The severity of haemophilia varies depending on the type of mutation in the FVIII/FIX gene (Feldman et al., 1995), on the in vitro measurement of the residual FVIII (Johnstone et al., 1984) or FIX coagulant activity (Feldman et al., 1995), and on clinical factors including the size of the breed, the dog activity (Mischke, 2012), and keeping conditions (Nakata et al., 2006). Some authors classify the severity of haemophilia based on human criteria (Benn et al., 1978; Johnstone et al., 1984; Nakata et al., 2006). However it is known that the haemophilic dogs show more severe signs than haemophilic human at the same reduced FVIII/FIX activity.
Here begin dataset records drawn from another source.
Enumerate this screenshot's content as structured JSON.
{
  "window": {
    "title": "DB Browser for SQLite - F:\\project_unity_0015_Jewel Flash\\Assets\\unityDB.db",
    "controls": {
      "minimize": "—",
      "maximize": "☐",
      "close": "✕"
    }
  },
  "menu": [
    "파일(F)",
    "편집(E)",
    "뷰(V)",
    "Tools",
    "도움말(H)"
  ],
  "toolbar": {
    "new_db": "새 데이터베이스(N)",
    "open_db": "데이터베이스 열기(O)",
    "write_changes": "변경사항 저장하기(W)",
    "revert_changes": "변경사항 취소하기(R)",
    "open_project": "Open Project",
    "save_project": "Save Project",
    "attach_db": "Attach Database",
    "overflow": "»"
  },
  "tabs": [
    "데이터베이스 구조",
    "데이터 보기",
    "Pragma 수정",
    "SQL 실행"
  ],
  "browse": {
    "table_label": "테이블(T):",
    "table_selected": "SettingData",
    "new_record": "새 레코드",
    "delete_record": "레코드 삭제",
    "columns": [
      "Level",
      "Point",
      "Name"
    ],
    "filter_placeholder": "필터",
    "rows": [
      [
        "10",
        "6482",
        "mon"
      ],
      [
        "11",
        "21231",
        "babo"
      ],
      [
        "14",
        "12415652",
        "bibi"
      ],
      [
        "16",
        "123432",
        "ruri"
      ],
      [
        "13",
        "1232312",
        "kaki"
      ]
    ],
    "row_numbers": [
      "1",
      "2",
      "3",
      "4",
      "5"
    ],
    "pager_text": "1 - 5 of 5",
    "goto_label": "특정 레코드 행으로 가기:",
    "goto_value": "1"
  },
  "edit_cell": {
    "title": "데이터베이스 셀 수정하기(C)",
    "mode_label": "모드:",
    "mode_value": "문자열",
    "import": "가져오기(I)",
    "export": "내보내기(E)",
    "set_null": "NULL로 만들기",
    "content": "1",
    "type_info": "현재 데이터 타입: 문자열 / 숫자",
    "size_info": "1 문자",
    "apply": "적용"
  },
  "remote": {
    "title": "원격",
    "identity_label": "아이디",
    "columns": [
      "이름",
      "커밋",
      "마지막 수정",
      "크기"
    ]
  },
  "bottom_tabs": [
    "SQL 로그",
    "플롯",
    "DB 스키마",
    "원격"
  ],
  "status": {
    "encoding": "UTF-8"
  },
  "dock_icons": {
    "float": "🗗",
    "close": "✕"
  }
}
These differences in the expression of haemophilia between both species have been related to different factors, such as the size of the breed and the dog activity (Mischke, 2012).
Diagnosis of canine haemophilia A and B
Haemophilia A and B should be suspected in bitches with a family history of bleeding disorder and/or in male dogs with a bleeding history (Feldman et al., 1995).
Affected male dogs show normal buccal mucosal bleeding time, prolonged cuticle bleeding time with re-bleeding (Sherding et al., 1980; Brooks et al., 1997; Nakata et al., 2006), as well as prolonged activated partial thromboplastin time (APTT) and activated clotting time, because reduced factor VIII/FIX activity impairs clot formation via the intrinsic pathway of coagulation (Feldman et al., 1995). It should be noted that APTT can be normal due to a stress response to the bleeding crisis, which increases the fibrinogen concentration and shortens the time of clot formation (Campbell et al., 1983, Mischke, 2000).
To confirm the diagnosis, specific measurements of factor activity have to be performed (Brooks et al., 2003; Mischke, 2012). Affected animal normally show an activity of the haemophilia factor less than 10%, but in mild forms it can be 10-25% (Mischke, 2012). In haemophilic dogs, factor concentration can also be measured (Brooks et al., 1997; Gu et al., 1999; Hough et al., 2002). However, in case of a structural change of the protein, the immunologic assay may lead to wrong results, due to the possible alteration of antibody binding sites on the protein (Mischke, 2012).
The diagnosis of asymptomatic carrier should be based on the pedigree analysis and specific genetic tests (Mischke, 2012). Due to the additional influence of other clotting factors, the APTT assay is not reliable for the detection of carriers due to (Johnstone et al., 1984; Mischke, 2012). In addition, although carriers normally have about 50% of normal FVIII activity (Benn et al., 1978; Johnstone et al., 1984; Mischke, 2012) or less than 50% (Sugahara et al., 1996; Mischke, 2012), there is an overlap between carrier and healthy dogs, which complicates the diagnose (Benn et al., 1978; Johnstone et al., 1984).
The calculation of the vWF concentration/FVIII activity ratio, which is usually elevated (>2.00) in carrier dogs, can help to find the diagnosis (Johnstone et al., 1984; Mischke, 2012). Currently, the identification of mutations in some dog breeds has enabled the elaboration of genetic tests (Tab. 1). These genetic tests allow us to diagnose female carriers of the trait, which is crucial for the control of haemophilia (Mischke et al., 2011A; Mischke et al., 2011B; Mischke et al., 2011C).